Candace’s daughter Kiara, who has danced since she was three years old, said, “The rehearsals aren’t too hard, but they’re a little tedious sometimes. But it’s going to be worth it in the end.”
Kiara’s brother Larry has been dancing since he was 5 years old.
“I heard about this from my mom, and she thought it would be fun for us [to do as a family],” Larry said. “I am excited for the performance and not scared.”
Kara LaFleur, 29, felt comfortable signing up for this experience knowing that it wasn’t just for professional dancers and that anyone could do it.
“I lost about 40 pounds in the past six months. I ran my first 5K in July, and I decided if I could run a 5K I could do a 30-minute dance performance,” LaFleur said. “So I’ve come a long way and practices have been kicking my butt, but it’s been in a really good way, and I feel better every day.”
Celeste DiNucci, 51, an actress and singer, has never been much of a dancer, and said that joining this group would be a lot more fun than going to a gym.
“The rehearsals are very challenging, but it’s really fun,” DiNucci said. “The more we learn, the more intimidating it is that I’m going to actually remember everything.”

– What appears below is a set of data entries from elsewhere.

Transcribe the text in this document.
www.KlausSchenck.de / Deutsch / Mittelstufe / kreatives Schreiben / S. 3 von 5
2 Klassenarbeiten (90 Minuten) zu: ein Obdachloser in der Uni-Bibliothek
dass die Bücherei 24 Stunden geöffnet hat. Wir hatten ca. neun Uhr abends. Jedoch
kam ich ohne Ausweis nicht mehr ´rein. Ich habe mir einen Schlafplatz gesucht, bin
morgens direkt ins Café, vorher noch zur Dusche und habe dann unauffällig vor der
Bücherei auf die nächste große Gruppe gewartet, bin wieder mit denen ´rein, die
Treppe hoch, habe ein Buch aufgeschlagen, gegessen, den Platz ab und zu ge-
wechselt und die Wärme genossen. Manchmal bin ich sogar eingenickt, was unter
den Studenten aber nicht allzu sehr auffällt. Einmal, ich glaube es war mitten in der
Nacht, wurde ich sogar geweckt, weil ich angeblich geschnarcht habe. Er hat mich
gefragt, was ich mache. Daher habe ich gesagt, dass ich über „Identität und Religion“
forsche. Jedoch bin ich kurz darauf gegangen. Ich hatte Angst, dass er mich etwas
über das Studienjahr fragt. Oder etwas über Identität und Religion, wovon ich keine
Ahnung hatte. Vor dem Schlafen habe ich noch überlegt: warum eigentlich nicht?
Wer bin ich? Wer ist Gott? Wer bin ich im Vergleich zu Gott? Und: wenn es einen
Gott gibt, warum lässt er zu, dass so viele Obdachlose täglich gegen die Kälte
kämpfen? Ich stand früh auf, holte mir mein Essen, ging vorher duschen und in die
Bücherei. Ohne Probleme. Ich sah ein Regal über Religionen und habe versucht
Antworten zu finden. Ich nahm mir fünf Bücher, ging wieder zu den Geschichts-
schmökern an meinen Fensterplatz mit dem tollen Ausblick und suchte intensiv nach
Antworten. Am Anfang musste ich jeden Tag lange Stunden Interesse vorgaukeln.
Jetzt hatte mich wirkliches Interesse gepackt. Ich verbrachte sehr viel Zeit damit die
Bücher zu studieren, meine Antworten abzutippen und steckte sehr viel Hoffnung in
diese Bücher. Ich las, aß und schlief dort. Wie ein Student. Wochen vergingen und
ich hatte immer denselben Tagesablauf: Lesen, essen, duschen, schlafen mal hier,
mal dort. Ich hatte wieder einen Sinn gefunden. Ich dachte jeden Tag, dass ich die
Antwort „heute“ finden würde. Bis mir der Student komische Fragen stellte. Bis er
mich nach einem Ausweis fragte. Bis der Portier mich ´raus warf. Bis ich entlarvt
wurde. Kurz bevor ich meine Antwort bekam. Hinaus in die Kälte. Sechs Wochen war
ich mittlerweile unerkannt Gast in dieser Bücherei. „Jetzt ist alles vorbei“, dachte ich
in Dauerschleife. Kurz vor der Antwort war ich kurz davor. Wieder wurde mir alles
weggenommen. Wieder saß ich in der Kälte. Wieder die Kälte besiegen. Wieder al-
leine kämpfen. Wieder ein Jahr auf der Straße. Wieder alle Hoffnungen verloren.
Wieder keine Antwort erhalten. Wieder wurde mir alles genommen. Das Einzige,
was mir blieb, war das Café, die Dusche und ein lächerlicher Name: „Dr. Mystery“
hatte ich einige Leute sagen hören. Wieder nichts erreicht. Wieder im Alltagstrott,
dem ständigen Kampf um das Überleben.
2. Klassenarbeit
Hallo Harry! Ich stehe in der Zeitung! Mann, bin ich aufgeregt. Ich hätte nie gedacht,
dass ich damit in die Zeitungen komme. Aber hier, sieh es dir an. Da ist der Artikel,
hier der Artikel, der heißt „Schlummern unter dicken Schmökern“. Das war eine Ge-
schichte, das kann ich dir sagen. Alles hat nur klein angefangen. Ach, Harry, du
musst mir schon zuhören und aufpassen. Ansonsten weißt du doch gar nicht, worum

In addition to Émard teaching the choreography, many assistants are there for the dancers during rehearsals so that they can help out if anyone has questions. Among these assistants is Duane Holland, who has many years of professional dance experience.
“I am one of the original members of Rennie Harris Puremovement,” Holland said. “I’ve danced with Ronald K. Brown and I’ve danced in New York with the original cast of Broadway’s “Lion King.”
Émard himself was always fascinated by dance, but started dancing at what is considered a late age in the dance world.
“I was 23 when I decided to train as a dancer, but before that, I was an actor, ” Émard said.
He was always interested in line dancing and one day he decided he should do something about it.
“Since I always worked with professional dancers, I wanted to do this project with non-professional dancers,” Émard said. “I decided to propose this idea to the dance festival in Montréal and they were happy to get involved.”
Although he’s working with a nonconventional cast, Émard is nonetheless passionate about the performance.
“It’s very exciting to see so many people dancing together doing the same choreography,” Émard said. “It’s refreshing and touching and moving.”
Le Grand Continental will be performed on Saturday, Sept. 8, at 4 p.m. and 8 p.m., as well as Sunday, Sept. 9, at 4 p.m. in front of the Philadelphia Museum of Art steps.